WDW2022: le Ducati “storiche” a Misano

Al World Ducati Week 2022 ci sono anche una serie di moto storiche di casa Ducati con una speciale connessione con il tracciato di Misano Adriatico.

Tra gli obiettivi del WDW2022 c’è quello di rinsaldare il legame quasi “familiare” che lega Ducati a tutti i suoi numerosissimi appassionati, un feeling che scaturisce da decenni di passione e che trova la sua sintesi nella grande storia della casa bolognese e nelle moto che ne hanno segnato i più memorabili successi sportivi.

Il “tempio” nel quale questo legame raggiunge il suo culmine è il celebre Ducati Museum presso la sede di Borgo Panigale, ma una piccola rappresentanza dei suoi modelli, particolarmente significativi per il tracciato di Misano, non poteva certo mancare al World Ducati Week, raccogliendo enormi consensi da tutti i partecipanti.

La più “anziana” moto presente è la Ducati 860 di inizio anni ’70, sviluppata proprio sul tracciato di Misano per affinare le sue doti da endurance e poi vincitrice della 24 ore di Montjuic del 1973 e del 1975 con i piloti Benjamin Grau e Salvador Canellas.

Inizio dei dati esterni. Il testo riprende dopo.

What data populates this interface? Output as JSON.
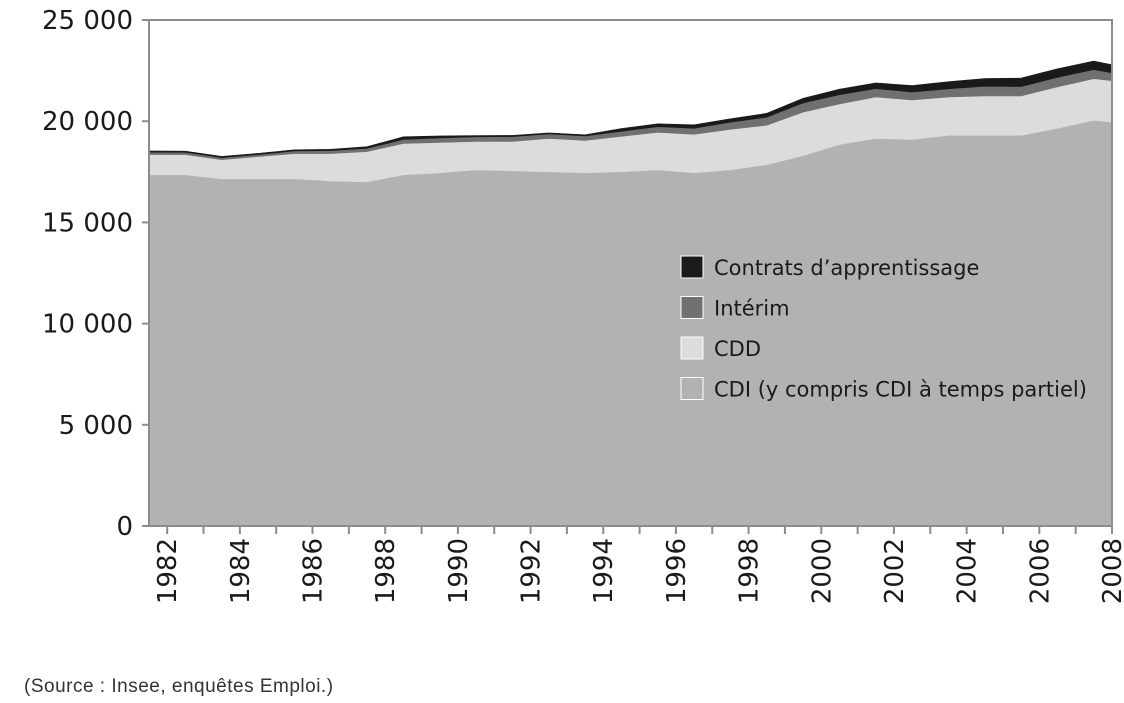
{
  "chart_data": {
    "type": "area",
    "stacked": true,
    "title": "",
    "xlabel": "",
    "ylabel": "",
    "ylim": [
      0,
      25000
    ],
    "yticks": [
      0,
      5000,
      10000,
      15000,
      20000,
      25000
    ],
    "ytick_labels": [
      "0",
      "5 000",
      "10 000",
      "15 000",
      "20 000",
      "25 000"
    ],
    "xlim": [
      1981.5,
      2008
    ],
    "xticks": [
      1982,
      1984,
      1986,
      1988,
      1990,
      1992,
      1994,
      1996,
      1998,
      2000,
      2002,
      2004,
      2006,
      2008
    ],
    "xtick_labels": [
      "1982",
      "1984",
      "1986",
      "1988",
      "1990",
      "1992",
      "1994",
      "1996",
      "1998",
      "2000",
      "2002",
      "2004",
      "2006",
      "2008"
    ],
    "x": [
      1981.5,
      1982.5,
      1983.5,
      1984.5,
      1985.5,
      1986.5,
      1987.5,
      1988.5,
      1989.5,
      1990.5,
      1991.5,
      1992.5,
      1993.5,
      1994.5,
      1995.5,
      1996.5,
      1997.5,
      1998.5,
      1999.5,
      2000.5,
      2001.5,
      2002.5,
      2003.5,
      2004.5,
      2005.5,
      2006.5,
      2007.5,
      2008
    ],
    "series": [
      {
        "name": "CDI (y compris CDI à temps partiel)",
        "color": "#b2b2b2",
        "values": [
          17350,
          17350,
          17150,
          17150,
          17150,
          17050,
          17000,
          17350,
          17450,
          17600,
          17550,
          17500,
          17450,
          17500,
          17600,
          17450,
          17600,
          17850,
          18300,
          18850,
          19150,
          19100,
          19300,
          19300,
          19300,
          19650,
          20050,
          19950
        ]
      },
      {
        "name": "CDD",
        "color": "#dcdcdc",
        "values": [
          1000,
          1000,
          950,
          1100,
          1250,
          1350,
          1500,
          1550,
          1500,
          1400,
          1450,
          1650,
          1600,
          1750,
          1850,
          1900,
          2000,
          1950,
          2150,
          2000,
          2050,
          1950,
          1900,
          1950,
          1950,
          2050,
          2050,
          2050
        ]
      },
      {
        "name": "Intérim",
        "color": "#707070",
        "values": [
          120,
          110,
          100,
          100,
          130,
          150,
          160,
          200,
          220,
          230,
          240,
          220,
          220,
          250,
          280,
          300,
          350,
          400,
          450,
          460,
          410,
          390,
          400,
          480,
          460,
          470,
          450,
          390
        ]
      },
      {
        "name": "Contrats d’apprentissage",
        "color": "#1a1a1a",
        "values": [
          60,
          60,
          60,
          60,
          60,
          60,
          80,
          130,
          100,
          60,
          60,
          50,
          60,
          140,
          140,
          170,
          170,
          190,
          230,
          270,
          280,
          320,
          350,
          380,
          420,
          420,
          420,
          400
        ]
      }
    ],
    "legend": {
      "position": "right",
      "order": [
        "Contrats d’apprentissage",
        "Intérim",
        "CDD",
        "CDI (y compris CDI à temps partiel)"
      ]
    }
  },
  "note": "(Source : Insee, enquêtes Emploi.)"
}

Segue la Ducati 808, vincitrice della mitica 24 ore di Le Mans del 1976 con i piloti Alejandro Tejedo e Josep Mallol. Sviluppata dallo storico team NCR in collaborazione con la casa madre, di fece valere in tutte le maggiori gare di durata con piloti mitici come Mike “The Bike” Hailwood, Virginio Ferrari, Mario Lega, Walter Villa e pure George Fogarty, padre di “King” Carl.

La Ducati 750 F1 può essere considerata a tutti gli effetti la progenitrice delle moderne Superbike Ducati, ma nel suo palmares vanta anche la vittoria alla 200 miglia di Misano del 1986 ai comandi dell’iridato della 500 cc Marco Lucchinelli, che sconfisse in un confronto memorabile il leggendario Joey Dunlop e la sua Honda.

L’indimenticabile Ducati 888 resta uno dei modelli più celebri uscito dalle linee produttive di Borgo Panigale. Erede dell’altrettanto fondamentale e pluri-premiata 851, vinse il titolo costruttori del neonato mondiale SBK e centrò la prima ‘doppietta’ di Ducati a Misano grazie al futuro iridato Doug Polen.

A tutt’oggi, la Ducati 916 firmata dal “maestro” Massimo Tamburini resta la moto più leggendaria e famosa del costruttore bolognese. Quando fu presentata al Salone EICMA di Milano del 1994 stupì tutti per la sua avvenenza e le sofisticate soluzioni tecniche, ma fu nel Mondiale Superbike che si guadagnò il ruolo di leggenda grazie a 6 titoli piloti, 8 titoli costruttori e 120 vittorie nei suoi ben 10 anni di attività. Tutte le supersportive Ducati successive fino ad oggi (ad eccezione della 999 di Terblanche) sono sue evidenti discendenti.

Il prototipo Ducati Desmomsedici GP, ‘figlia’ dell’Ing. Filippo Preziosi, inaugurò l’era MotoGP nel 2003, conquistando la sua prima vittoria dopo 6 gare grazie a Loris Capirossi. La sua crescita culminò nel 2007, anno in cui conquistò il primo (e finora unico) titolo piloti per Ducati con Casey Stoner e anche il primo titolo costruttori. In quell’anno l’australiano centrò anche la vittoria nel GP di San Marino a Misano, la prima edizione con il senso di marcia invertito rispetto al secolo precedente.

A Misano c’è anche la Ducati 1198 Factory con cui Carlos Checa e il team Althea Racing conquistarono il titolo piloti della Superbike nel 2011, l’ultimo inanellato dal costruttore italiano nel massimo campionato per “derivate dalla serie”. In quella stagione, lo spagnolo non si fece sfuggire la ‘doppietta’ in riva all’Adriatico.

Anche l’attuale Panigale V4 Factory con cui Alvaro Bautista si sta giocando il titolo mondiale della Superbike è una chiara discendente della 916, anche se il passaggio dal V2 al V4 ha segnato una chiara svolta nell’approccio di Ducati alle corse. Quest’anno ha vinto a Misano con il pilota valenciano, ma il suo obiettivo è il titolo iridato 2022.